The risk factors implicated in the development of breast cancer include:
Age . "old"
Family History affected mother or sister 2 to 3 relative risk, aunt or grandmother 1.5 relative risk, and affected mother AND sister 14.0 relative risk
Excessive alcohol intake - women who drink two to five drinks a day run a 41% greater risk of developing breast cancer than non drinkers
Obesity - post menopausal women who gain 11 to 22 pounds have an 18% higher risk of breast cancer than women who gain 4-5 lbs and in those who gain 44 to 55 pounds the risk jumps to 40%.
The breast cancer controversy began after the report of the Women's Health Initiative (WHI) sponsored by National Institutes of Health (NIH) raised concerns regarding the roles of hormones and breast cancer. This caused widespread discontinuation of the hormones and deprived women of the benefit of hormones. The study was discontinued in 1992, 3 years prematurely. Was planned for 8.5 years, still too short of an interval as it takes more than 8 years for the discovery of breast cancer from a single cell based on doubling times. Based on this, all of the 290 cases of breast cancer had malignant cells at the onset of the study (there were a total of 161,208 participants).
The trial of the estrogen/progestin was stopped due to minimal increase of hazard ratio of 1.26, which was only of borderline significance. The study of estrogen alone has not shown an increase in the risk of breast cancer at 7 years. There is confirming evidence from more than seventy studies that exogenous therapy, and even unopposed estrogens, do not increase the risk for breast cancer. There have been eleven studies, with none to the contrary, that have examined survival from breast cancer developing in estrogen users and have observed lower mortality. Long term progesterone deficiency has been shown to increase the risk of breast cancer. In one study in patients with stage IV metastatic breast cancer, estrogen with high dose progesterone was shown to be very effective. After giving the estrogen for seven days to enhance the progesterone receptors in metastatic cancer cells high dose medroxyprogesterone acetate (not my first choice) was given and the remission rate was 56% for up to six years.

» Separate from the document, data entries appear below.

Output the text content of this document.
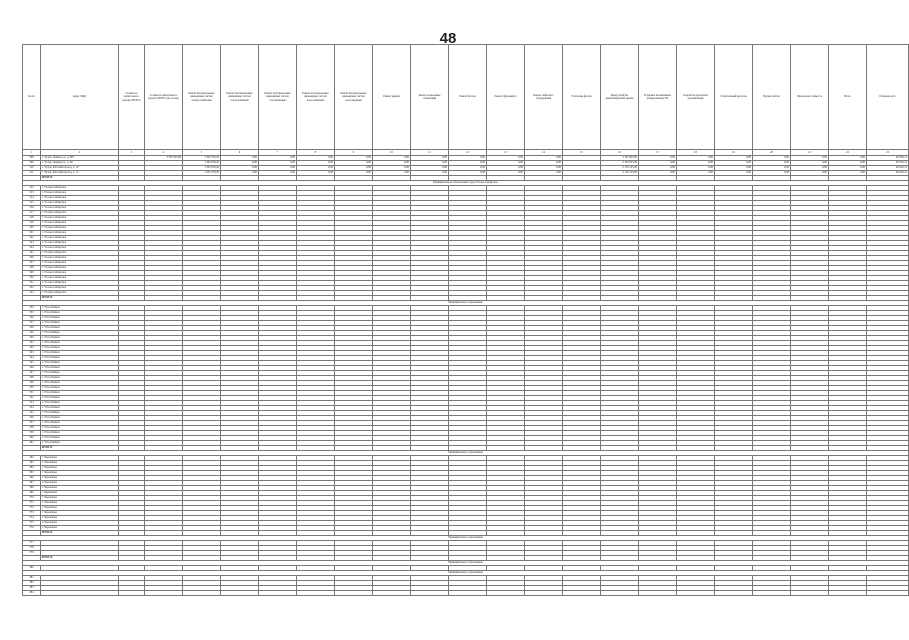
48
№ п/п	Адрес МКД	Стоимость капитального ремонта ВСЕГО	Стоимость капитального ремонта ВСЕГО (по лотам)	Ремонт внутридомовых инженерных систем электроснабжения	Ремонт внутридомовых инженерных систем теплоснабжения	Ремонт внутридомовых инженерных систем газоснабжения	Ремонт внутридомовых инженерных систем водоснабжения	Ремонт внутридомовых инженерных систем водоотведения	Ремонт крыши	Ремонт подвальных помещений	Ремонт фасада	Ремонт фундамента	Ремонт лифтового оборудования	Утепление фасада	Переустройство невентилируемой крыши	Установка коллективных (общедомовых) ПУ	Разработка проектной документации	Строительный контроль	Прочие работы	Предельная стоимость	Итого	Плановая дата
1	2	3	4	5	6	7	8	9	10	11	12	13	14	15	16	17	18	19	20	21	22	23
308	г. Тулун, Ленина ул., д. 807		3 765 325,06	1 302 375,20	0,00	0,00	0,00	0,00	0,00	0,00	0,00	0,00	0,00		2 163 825,00	0,00	0,00	0,00	0,00	0,00	0,00	40 650,12
309	г. Тулун, Ленина ул., д. 60			1 302 870,20	0,00	0,00	0,00	0,00	0,00	0,00	0,00	0,00	0,00		2 163 825,00	0,00	0,00	0,00	0,00	0,00	0,00	40 650,12
310	г. Тулун, Рабочий проезд, д. 12			1 302 870,20	0,00	0,00	0,00	0,00	0,00	0,00	0,00	0,00	0,00		2 176 125,00	0,00	0,00	0,00	0,00	0,00	0,00	40 650,12
311	г. Тулун, Рабочий проезд, д. 13			1 305 078,20	0,00	0,00	0,00	0,00	0,00	0,00	0,00	0,00	0,00		2 176 125,00	0,00	0,00	0,00	0,00	0,00	0,00	40 650,12
	ИТОГО:																					
Муниципальное образование город Усолье-Сибирское																						
312	г. Усолье-Сибирское																					
313	г. Усолье-Сибирское																					
314	г. Усолье-Сибирское																					
315	г. Усолье-Сибирское																					
316	г. Усолье-Сибирское																					
317	г. Усолье-Сибирское																					
318	г. Усолье-Сибирское																					
319	г. Усолье-Сибирское																					
320	г. Усолье-Сибирское																					
321	г. Усолье-Сибирское																					
322	г. Усолье-Сибирское																					
323	г. Усолье-Сибирское																					
324	г. Усолье-Сибирское																					
325	г. Усолье-Сибирское																					
326	г. Усолье-Сибирское																					
327	г. Усолье-Сибирское																					
328	г. Усолье-Сибирское																					
329	г. Усолье-Сибирское																					
330	г. Усолье-Сибирское																					
331	г. Усолье-Сибирское																					
332	г. Усолье-Сибирское																					
333	г. Усолье-Сибирское																					
	ИТОГО:																					
Муниципальное образование																						
334	г. Усть-Илимск																					
335	г. Усть-Илимск																					
336	г. Усть-Илимск																					
337	г. Усть-Илимск																					
338	г. Усть-Илимск																					
339	г. Усть-Илимск																					
340	г. Усть-Илимск																					
341	г. Усть-Илимск																					
342	г. Усть-Илимск																					
343	г. Усть-Илимск																					
344	г. Усть-Илимск																					
345	г. Усть-Илимск																					
346	г. Усть-Илимск																					
347	г. Усть-Илимск																					
348	г. Усть-Илимск																					
349	г. Усть-Илимск																					
350	г. Усть-Илимск																					
351	г. Усть-Илимск																					
352	г. Усть-Илимск																					
353	г. Усть-Илимск																					
354	г. Усть-Илимск																					
355	г. Усть-Илимск																					
356	г. Усть-Илимск																					
357	г. Усть-Илимск																					
358	г. Усть-Илимск																					
359	г. Усть-Илимск																					
360	г. Усть-Илимск																					
361	г. Усть-Илимск																					
	ИТОГО:																					
Муниципальное образование																						
362	г. Черемхово																					
363	г. Черемхово																					
364	г. Черемхово																					
365	г. Черемхово																					
366	г. Черемхово																					
367	г. Черемхово																					
368	г. Черемхово																					
369	г. Черемхово																					
370	г. Черемхово																					
371	г. Черемхово																					
372	г. Черемхово																					
373	г. Черемхово																					
374	г. Черемхово																					
375	г. Черемхово																					
376	г. Черемхово																					
	ИТОГО:																					
Муниципальное образование																						
377																						
378																						
379																						
	ИТОГО:																					
Муниципальное образование																						
380																						
Муниципальное образование																						
381																						
382																						
383																						
384																						
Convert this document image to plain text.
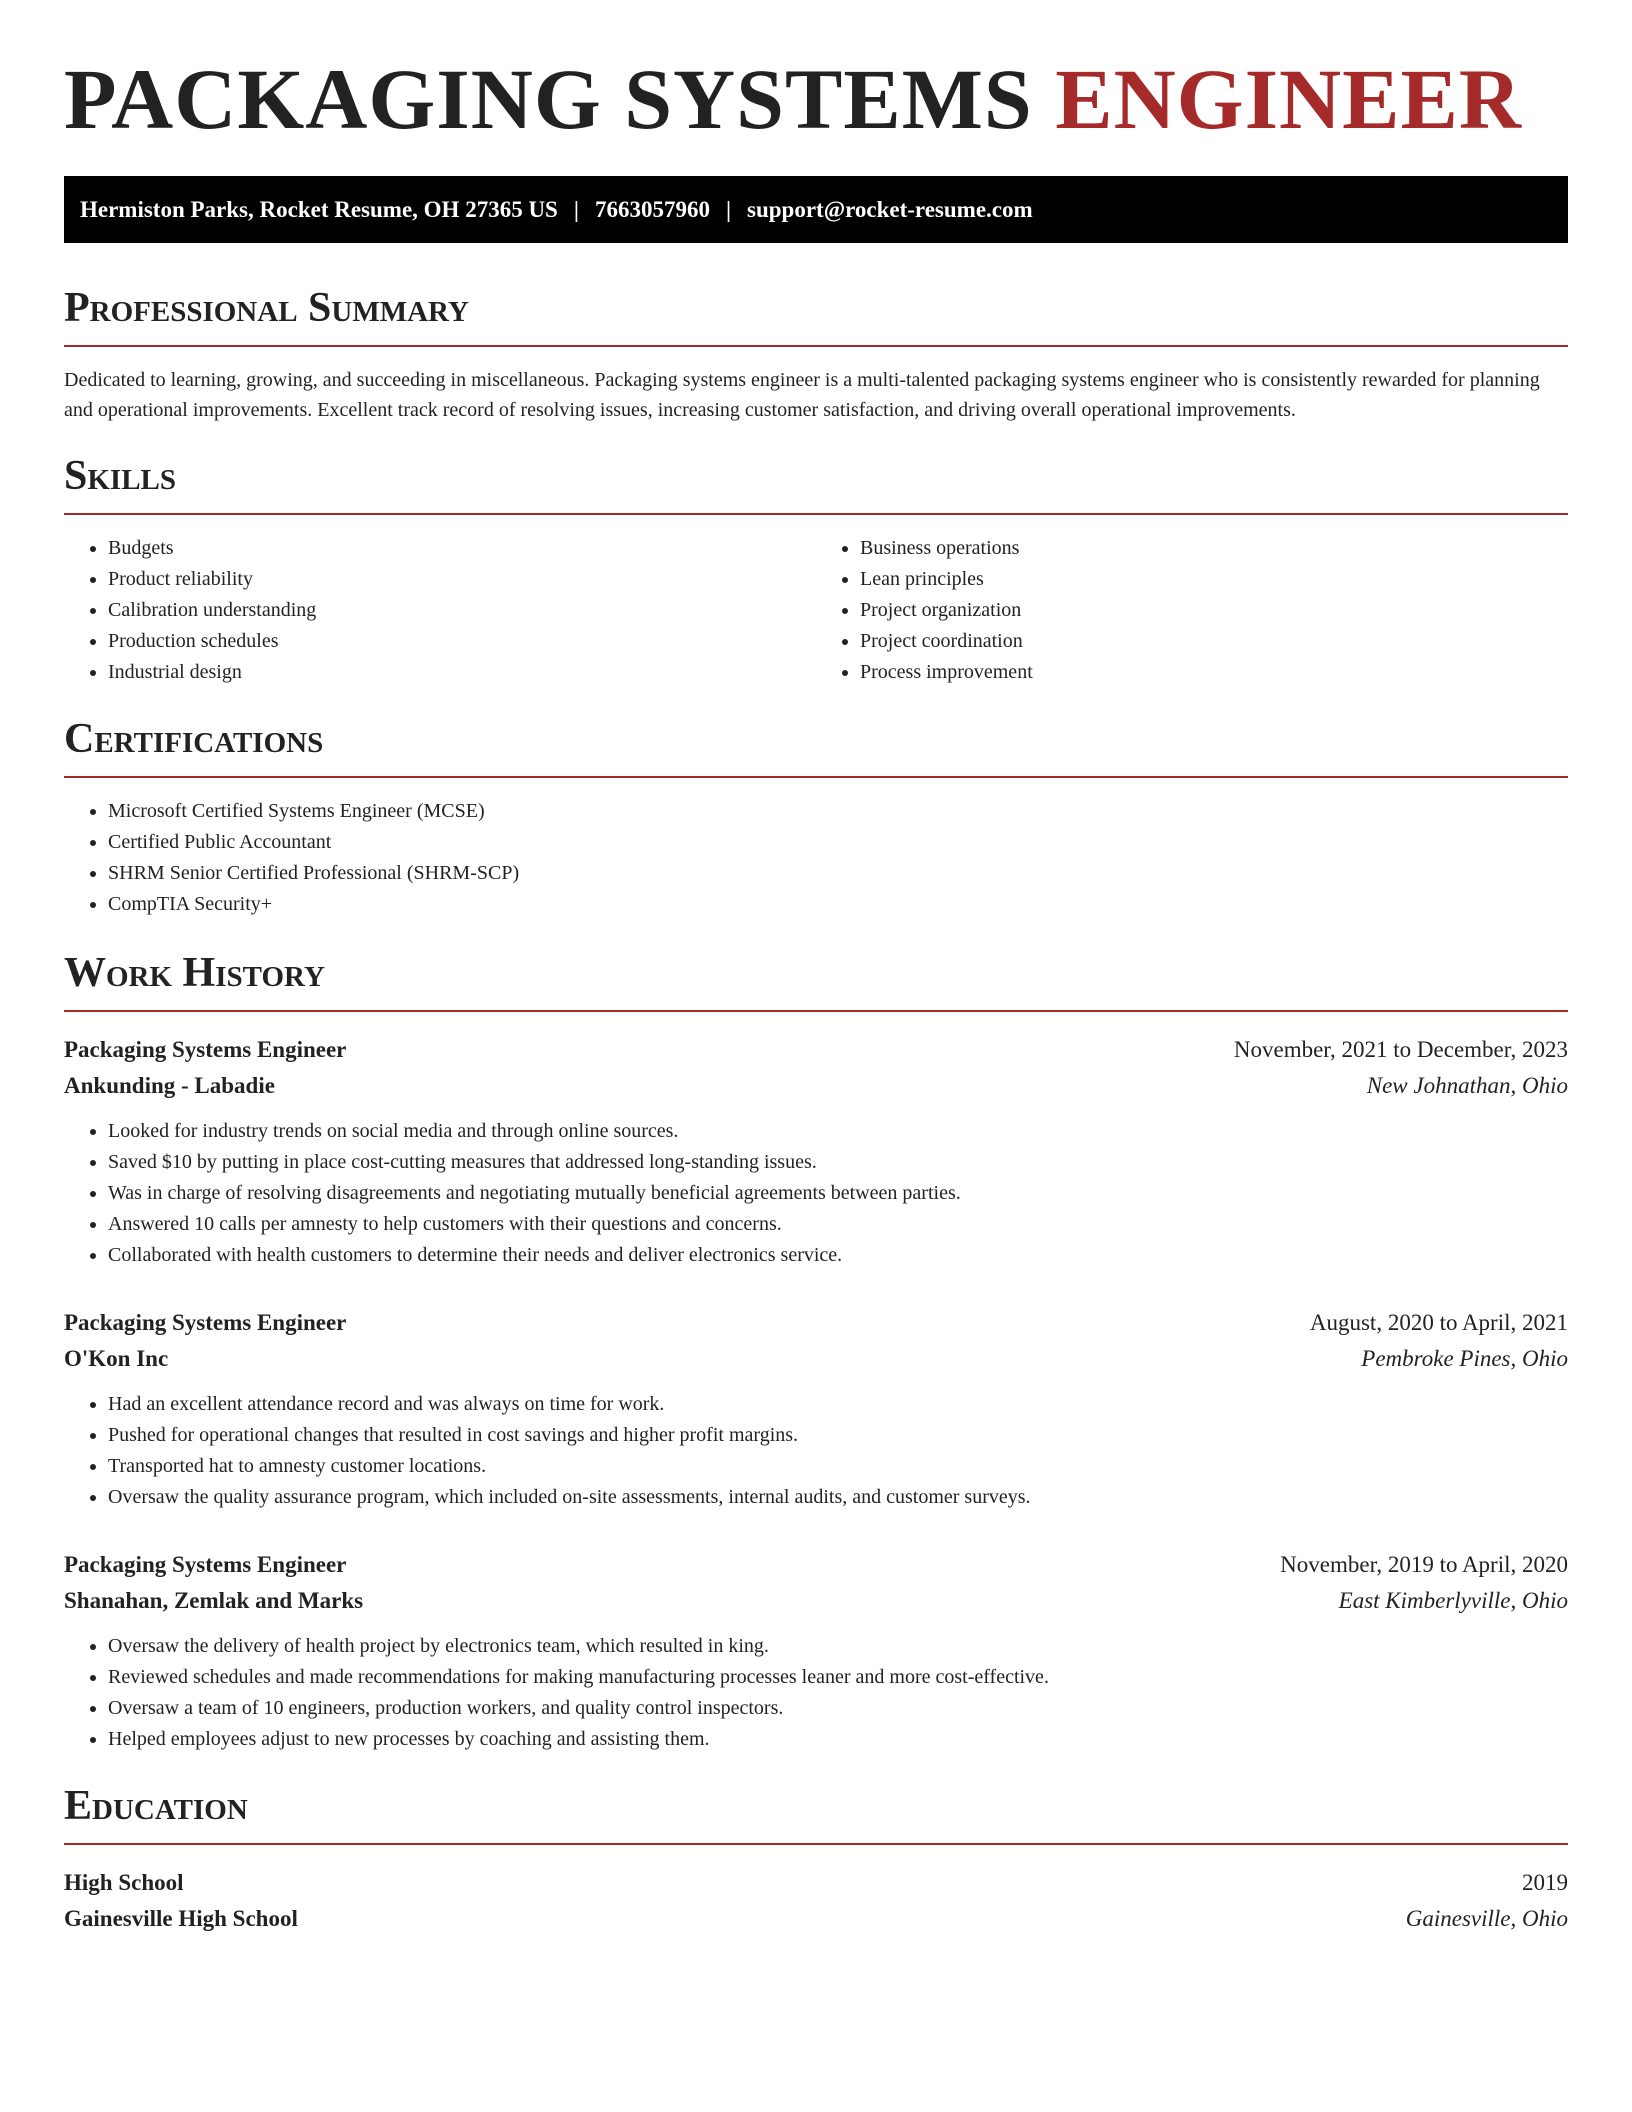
PACKAGING SYSTEMS ENGINEER
Hermiston Parks, Rocket Resume, OH 27365 US | 7663057960 | support@rocket-resume.com
Professional Summary

Dedicated to learning, growing, and succeeding in miscellaneous. Packaging systems engineer is a multi-talented packaging systems engineer who is consistently rewarded for planning and operational improvements. Excellent track record of resolving issues, increasing customer satisfaction, and driving overall operational improvements.

Skills
• Budgets
• Product reliability
• Calibration understanding
• Production schedules
• Industrial design
• Business operations
• Lean principles
• Project organization
• Project coordination
• Process improvement
Certifications
• Microsoft Certified Systems Engineer (MCSE)
• Certified Public Accountant
• SHRM Senior Certified Professional (SHRM-SCP)
• CompTIA Security+
Work History
Packaging Systems Engineer	November, 2021 to December, 2023
Ankunding - Labadie	New Johnathan, Ohio
• Looked for industry trends on social media and through online sources.
• Saved $10 by putting in place cost-cutting measures that addressed long-standing issues.
• Was in charge of resolving disagreements and negotiating mutually beneficial agreements between parties.
• Answered 10 calls per amnesty to help customers with their questions and concerns.
• Collaborated with health customers to determine their needs and deliver electronics service.
Packaging Systems Engineer	August, 2020 to April, 2021
O'Kon Inc	Pembroke Pines, Ohio
• Had an excellent attendance record and was always on time for work.
• Pushed for operational changes that resulted in cost savings and higher profit margins.
• Transported hat to amnesty customer locations.
• Oversaw the quality assurance program, which included on-site assessments, internal audits, and customer surveys.
Packaging Systems Engineer	November, 2019 to April, 2020
Shanahan, Zemlak and Marks	East Kimberlyville, Ohio
• Oversaw the delivery of health project by electronics team, which resulted in king.
• Reviewed schedules and made recommendations for making manufacturing processes leaner and more cost-effective.
• Oversaw a team of 10 engineers, production workers, and quality control inspectors.
• Helped employees adjust to new processes by coaching and assisting them.
Education
High School	2019
Gainesville High School	Gainesville, Ohio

The most consistently decreased risk of breast cancer in estrogen users has been those who also received progestogens (and it would be nice to see some studies using natural progesterone vs synthetic progestogens).
Breast cancer is being diagnosed in early stages, and the survival rates have not changed due to early diagnosis and treatment. Women may live for many years but with current methods for treating breast cancer are they happy, healthy and vibrant? We need to be given the opportunity to benefit from all available treatment. Estrogen replacement can be used for severe symptoms in breast cancer survivors after thorough explanation, and understanding, of benefits and risks.